La place financière suisse a encore des progrès à faire en matière de responsabilité, de régulation et de surveillance, selon un expert de l'ONU. Elle doit accentuer ses efforts pour que les droits humains soient appliqués dans le domaine financier.
'La Suisse constitue un centre financier international important avec une industrie bancaire et un pôle en matière de commerce de produits', a déclaré Juan Pablo Bohoslavsky mercredi à Berne, face à la presse. L'Etat tout comme le secteur financier sont appelés à jouer un rôle important afin de contrer les répercussions négatives découlant du phénomène des flux financiers illicites sur les droits de l'homme.
L'expert indépendant des Nations Unies sur la dette extérieure et les droits de l'homme était en visite en Suisse du 25 septembre au 4 octobre.
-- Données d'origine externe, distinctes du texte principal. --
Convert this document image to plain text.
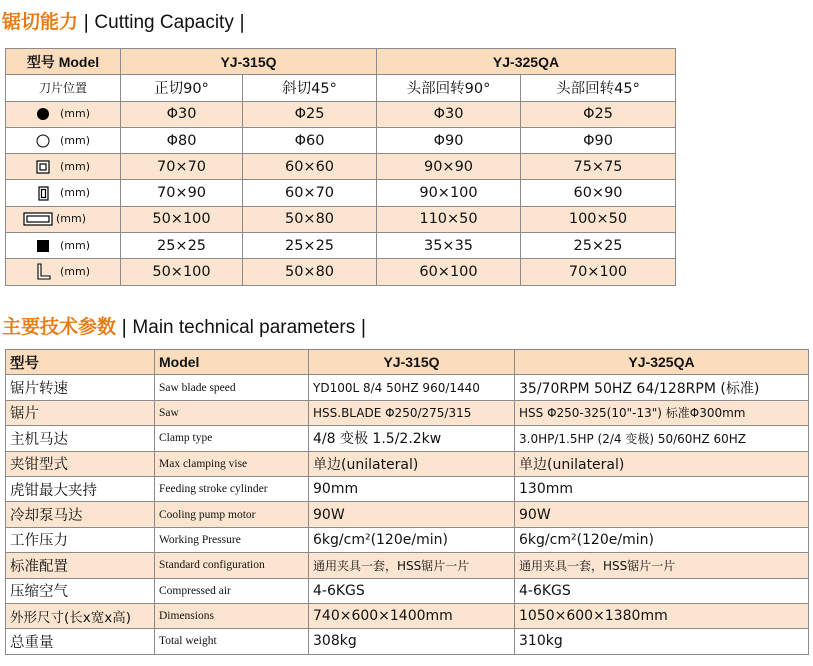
锯切能力 | Cutting Capacity |
型号 Model	YJ-315Q		YJ-325QA	
刀片位置	正切90°	斜切45°	头部回转90°	头部回转45°
(mm)	Φ30	Φ25	Φ30	Φ25
(mm)	Φ80	Φ60	Φ90	Φ90
(mm)	70×70	60×60	90×90	75×75
(mm)	70×90	60×70	90×100	60×90
(mm)	50×100	50×80	110×50	100×50
(mm)	25×25	25×25	35×35	25×25
(mm)	50×100	50×80	60×100	70×100
主要技术参数 | Main technical parameters |
型号	Model	YJ-315Q	YJ-325QA
锯片转速	Saw blade speed	YD100L 8/4 50HZ 960/1440	35/70RPM 50HZ 64/128RPM (标准)
锯片	Saw	HSS.BLADE Φ250/275/315	HSS Φ250-325(10"-13") 标准Φ300mm
主机马达	Clamp type	4/8 变极 1.5/2.2kw	3.0HP/1.5HP (2/4 变极) 50/60HZ 60HZ
夹钳型式	Max clamping vise	单边(unilateral)	单边(unilateral)
虎钳最大夹持	Feeding stroke cylinder	90mm	130mm
冷却泵马达	Cooling pump motor	90W	90W
工作压力	Working Pressure	6kg/cm²(120e/min)	6kg/cm²(120e/min)
标准配置	Standard configuration	通用夹具一套，HSS锯片一片	通用夹具一套，HSS锯片一片
压缩空气	Compressed air	4-6KGS	4-6KGS
外形尺寸(长x宽x高)	Dimensions	740×600×1400mm	1050×600×1380mm
总重量	Total weight	308kg	310kg
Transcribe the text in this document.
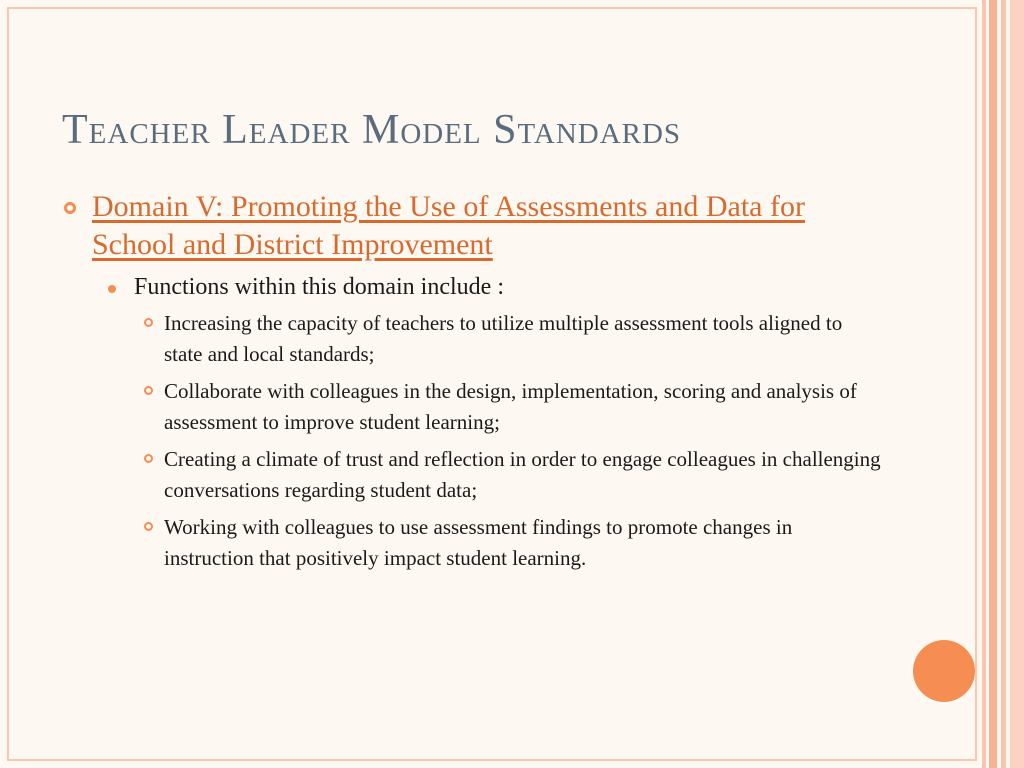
Teacher Leader Model Standards
Domain V: Promoting the Use of Assessments and Data for School and District Improvement
Functions within this domain include :
Increasing the capacity of teachers to utilize multiple assessment tools aligned to state and local standards;
Collaborate with colleagues in the design, implementation, scoring and analysis of assessment to improve student learning;
Creating a climate of trust and reflection in order to engage colleagues in challenging conversations regarding student data;
Working with colleagues to use assessment findings to promote changes in instruction that positively impact student learning.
Sa mission était d'examiner les efforts déployés par le pays pour contrer les flux illicites. Dans ce but, il a rencontré des parlementaires, des représentants de la société civile, des autorités, des secteurs commerciaux et financiers, ainsi que du monde académique.
Risque toujours présent
La Suisse a pris de nombreuses mesures depuis 2008, afin de rétablir la réputation de son secteur bancaire, a indiqué l'expert de l'ONU. Le risque que la place financière suisse soit utilisée à des fins de blanchiment d'argent n'est toutefois pas entièrement banni.
Pour exemple, plusieurs banques suisses se sont retrouvées impliquées dans l'affaire de corruption concernant le groupe pétrolier brésilien Petrobras. Or le constat est le même pour le scandale du détournement de fonds souverain malaisien, connu sous le nom de 1MDB.
M. Bohoslavsky a salué le fait que l'organe de surveillance des marchés financiers, la FINMA publie des rapports annuels depuis 2014 sur les procédures ouvertes. Il a néanmoins regretté que ne soient pas mentionnés les noms de toutes les banques épinglées en raison de leur manque de diligence dans des affaires touchant des personnalités exposées sur le plan politique.
Durant ces trente dernières années, la Suisse a restitué deux milliards de dollars de fortune acquise illégalement. Elle a également gelé des avoirs suspects pour des montants correspondant à plusieurs centaines de millions de dollars. Il n'est toutefois pas possible actuellement de geler la fortune d'un dirigeant encore au pouvoir. De plus, les procédures de restitution des fonds détournés durent souvent très longtemps.
Mesures faibles
Les sanctions pénales prévues à l'encontre des organismes ayant favorisé la soustraction fiscale sont jugées faibles par l'expert de l'ONU. Est considéré comme infraction le fait de frauder ou d'aider quelqu'un à frauder l'administration suisse. Or ce même délit n'est pas puni si le préjudice est causé par une personne étrangère, qui fraude les autorités fiscales de son pays.
Cela soulève la question de la proportionnalité des peines. Il faudrait de plus examiner dans quelle mesure les sanctions pénales en cas de criminalité économique sont suffisantes, selon M. Bohoslavsky.
Cette visite s'inscrit dans une série de missions à portée similaire entreprises cette année. 'Je souhaite mieux comprendre les défis liés à l'identification et au retour des fonds aux personnes qui ont été volées', a indiqué l'expert, qui s'est également rendu en Tunisie et au Panama. Il doit remettre son rapport complet en mars 2018 au Conseil des droits de l'homme de l'ONU.